Bert Smit, CEO of ADRA-UK, recently paid a visit to Ghana – home of our recent BAAT (Bono Asante Atea) Project. This project, co-funded by the European Commission and ADRA-UK, will assist cashew nut farmers in the cashew belt of Ghana.
The cashew nut has risen to become the second largest foreign exchange earner and export crop for Ghana. With this in mind we wanted to aid ADRA Ghana in helping improve the livelihoods of the rural population of Ejura Sekyedumase District, Wenchi, Sampa, Nkoranza North and Tain District by providing the knowledge and skills required to help the beneficiaries reduce poverty and enhance their food security.
ADRA-UK wanted to identify that training in cashew nut farming provided a way to build a sustainable future for farmers. As one of the stakeholders, Hon. Dr. Prince Kwaykye Afriyie, pointed out "farmers can make more money with Cashew nut farming especially if they have a great cashew farming business plan. The most important thing is to stick to tried and tested cashew farming tips."
The BAAT Project will benefit 7,500 individuals – (farmers, transporters, and exporters), training 6000 nut collectors within 3 years.
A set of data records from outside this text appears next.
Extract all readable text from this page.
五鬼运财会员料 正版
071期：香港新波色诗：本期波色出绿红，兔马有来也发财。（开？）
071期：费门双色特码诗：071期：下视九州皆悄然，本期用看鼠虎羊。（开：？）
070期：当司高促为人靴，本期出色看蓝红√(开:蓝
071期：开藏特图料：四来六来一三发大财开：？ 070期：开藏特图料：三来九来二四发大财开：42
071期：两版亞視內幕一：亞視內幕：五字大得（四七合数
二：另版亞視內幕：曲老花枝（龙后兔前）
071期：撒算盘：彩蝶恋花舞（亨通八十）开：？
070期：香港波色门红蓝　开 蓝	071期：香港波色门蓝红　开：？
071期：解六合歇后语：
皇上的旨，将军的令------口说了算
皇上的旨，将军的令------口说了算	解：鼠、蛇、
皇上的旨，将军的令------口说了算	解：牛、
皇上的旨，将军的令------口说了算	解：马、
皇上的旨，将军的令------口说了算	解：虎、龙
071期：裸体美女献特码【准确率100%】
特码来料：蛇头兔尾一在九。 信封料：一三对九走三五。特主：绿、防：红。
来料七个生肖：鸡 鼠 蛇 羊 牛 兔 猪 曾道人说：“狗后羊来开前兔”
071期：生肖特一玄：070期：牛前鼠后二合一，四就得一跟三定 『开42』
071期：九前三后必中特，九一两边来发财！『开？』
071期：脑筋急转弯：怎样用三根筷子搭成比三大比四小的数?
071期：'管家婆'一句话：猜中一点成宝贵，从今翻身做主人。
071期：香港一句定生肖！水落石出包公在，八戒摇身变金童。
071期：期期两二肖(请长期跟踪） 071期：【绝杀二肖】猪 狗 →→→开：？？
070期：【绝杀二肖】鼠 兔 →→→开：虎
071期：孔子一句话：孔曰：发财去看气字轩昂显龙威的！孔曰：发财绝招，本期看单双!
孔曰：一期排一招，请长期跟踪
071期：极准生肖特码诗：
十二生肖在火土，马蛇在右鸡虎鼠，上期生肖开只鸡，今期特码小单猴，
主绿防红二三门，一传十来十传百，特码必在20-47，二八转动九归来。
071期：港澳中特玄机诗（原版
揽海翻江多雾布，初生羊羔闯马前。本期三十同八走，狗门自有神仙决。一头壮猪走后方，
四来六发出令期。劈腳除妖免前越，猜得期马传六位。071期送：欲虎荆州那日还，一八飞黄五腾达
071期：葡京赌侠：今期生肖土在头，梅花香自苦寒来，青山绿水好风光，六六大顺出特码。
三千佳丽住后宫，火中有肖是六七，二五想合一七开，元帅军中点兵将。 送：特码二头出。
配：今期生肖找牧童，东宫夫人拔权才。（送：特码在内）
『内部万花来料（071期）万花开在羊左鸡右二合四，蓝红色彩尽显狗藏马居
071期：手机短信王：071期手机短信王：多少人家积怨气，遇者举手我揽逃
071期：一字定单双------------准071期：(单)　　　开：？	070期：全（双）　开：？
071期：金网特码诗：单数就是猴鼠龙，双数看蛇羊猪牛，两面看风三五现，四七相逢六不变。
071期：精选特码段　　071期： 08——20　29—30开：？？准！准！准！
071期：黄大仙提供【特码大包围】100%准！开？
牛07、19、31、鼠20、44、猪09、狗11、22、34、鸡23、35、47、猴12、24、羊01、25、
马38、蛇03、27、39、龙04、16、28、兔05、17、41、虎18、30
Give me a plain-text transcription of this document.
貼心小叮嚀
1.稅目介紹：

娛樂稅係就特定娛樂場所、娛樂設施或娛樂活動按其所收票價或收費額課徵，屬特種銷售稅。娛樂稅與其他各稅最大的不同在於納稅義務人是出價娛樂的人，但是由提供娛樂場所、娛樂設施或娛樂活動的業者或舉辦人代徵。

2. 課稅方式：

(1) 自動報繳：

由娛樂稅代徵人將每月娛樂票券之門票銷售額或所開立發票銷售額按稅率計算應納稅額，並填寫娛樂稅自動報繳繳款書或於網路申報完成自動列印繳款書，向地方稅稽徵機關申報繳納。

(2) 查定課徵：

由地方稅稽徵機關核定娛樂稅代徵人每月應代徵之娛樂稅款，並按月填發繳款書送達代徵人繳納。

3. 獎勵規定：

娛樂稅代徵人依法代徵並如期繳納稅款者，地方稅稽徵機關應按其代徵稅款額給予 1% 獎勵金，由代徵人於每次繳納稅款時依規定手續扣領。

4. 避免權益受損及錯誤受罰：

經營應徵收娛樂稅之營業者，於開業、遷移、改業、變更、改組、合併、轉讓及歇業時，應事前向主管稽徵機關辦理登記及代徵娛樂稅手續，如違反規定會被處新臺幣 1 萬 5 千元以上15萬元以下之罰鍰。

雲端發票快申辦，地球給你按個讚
Knowledge gained will lead to an increase in income of around 30% for farmers, increase in employment within the cashew nut sector and knowledge on climate change. This is especially true for women and the youth for whom employment opportunities abound in the cashew value chain from farm activities from cashew production, input supply, financial service provision, trading, to processing.
ADRA-UK’s mission, to work with people in poverty and distress helping them build the foundations for lasting change can also be closely linked to the UN Sustainable Development Goals and this project is no different. With BAAT we will achieve Sustainable Development Goal 1 (no poverty), 8 (decent work and economic growth) and 17 (partnerships for the goals).